Building a house is no easy feat. Developing new materials and techniques to build a house from scratch is even harder. Designing and constructing an industrial size 3D printer to produce a real-size replica of an Amsterdam canal house using self-produced recycled material is nothing short of paradigm shifting.

On the industrial shores of Amsterdam North, under the inspirational shadow of Eye Film Museum, a team of renegades are busy building a new school of thought one 3D printed brick at a time. The 3D Print Canal House is a buzzing hub of innovation that aims to bring the world of 3D printing from the miniature to plus size. Our group of creatives from Amsterdam design firm VBAT were taken through the thought processes, techniques and machinery involved in the project.

On a chilly Amsterdam night we journey through the process to build a 3D Print Canal House: the scale model (right) and a failed part (left).

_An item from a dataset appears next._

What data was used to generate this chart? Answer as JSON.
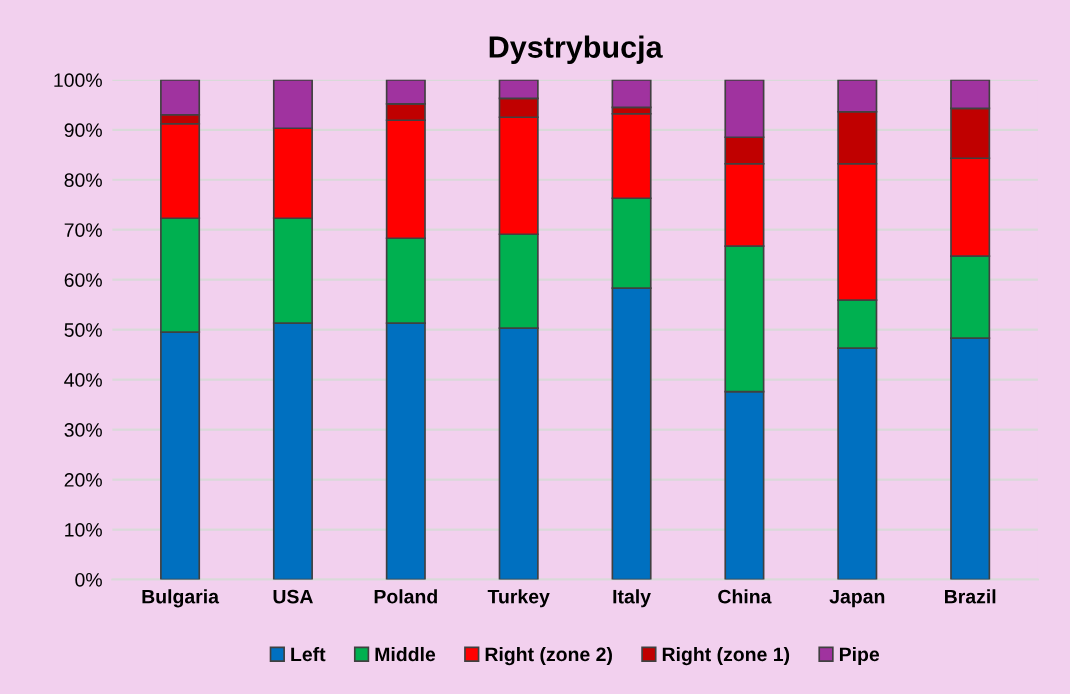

With no fixed timeline or profit-hungry investors (they do have some silent partners and backers) the team at DUS Architects who are building the 3D Print Canal House are happily consumed in their project. Every element of the construction process is considered, re-considered, questioned, and deconstructed. The entire project is developing and changing with each arising challenge: The material isn’t weather-proof… let’s develop a new formula; The layers aren’t sticking…why don’t we try print on an angle?; The density is weak… Maybe add fibre? Our guide, Tosja, openly admits they haven’t got all the answers, they don’t know what will happen, but they’re 100% sure that they will, at some point, have a 3D printed canal house.

“Failures and faults can be melted down and reborn as successes”

It seems within the 3D printing world there are two camps; the boutique crafty bunch that welcome the deformities that the technique brings as unique wonders of production; and this new industry leaning sector that seeks the kind of regularity and reliability you’d expect of the construction industry. Either way, one of the great joys about 3D printing is the unending trial and error process where failures and faults can be melted down and reborn as successes.

Left: The printer in action. Center: A slab of 3D printed material. Right: A 3D printed house plans

It’s this lack of wastage that endears 3D printing to so many. But that’s only part of the story, it’s the ability to mimic the function of existing materials that is truly mind-blowing. Where before every layer of a house contained individual materials with unique functions here with 3D printing these elements are unified. Once this principal is understood the limitless possibilities of creation is frankly frightening. A bone, for example, with all its multi-functional parts; the spongey inner and dense outer, the vessels and joints, can also be reproduced by a 3D printer.

With its limitless possibilities of creation, lack of wastage, and pioneering belief of it’s early adopters, it seems in 3D printing we have the production technique of our age. A means of creation that could genuinely alter the course of industrial design, construction and society. To actually be amongst this bustling practice, at the avant-garde of a field of design, was indeed an inspiration experience.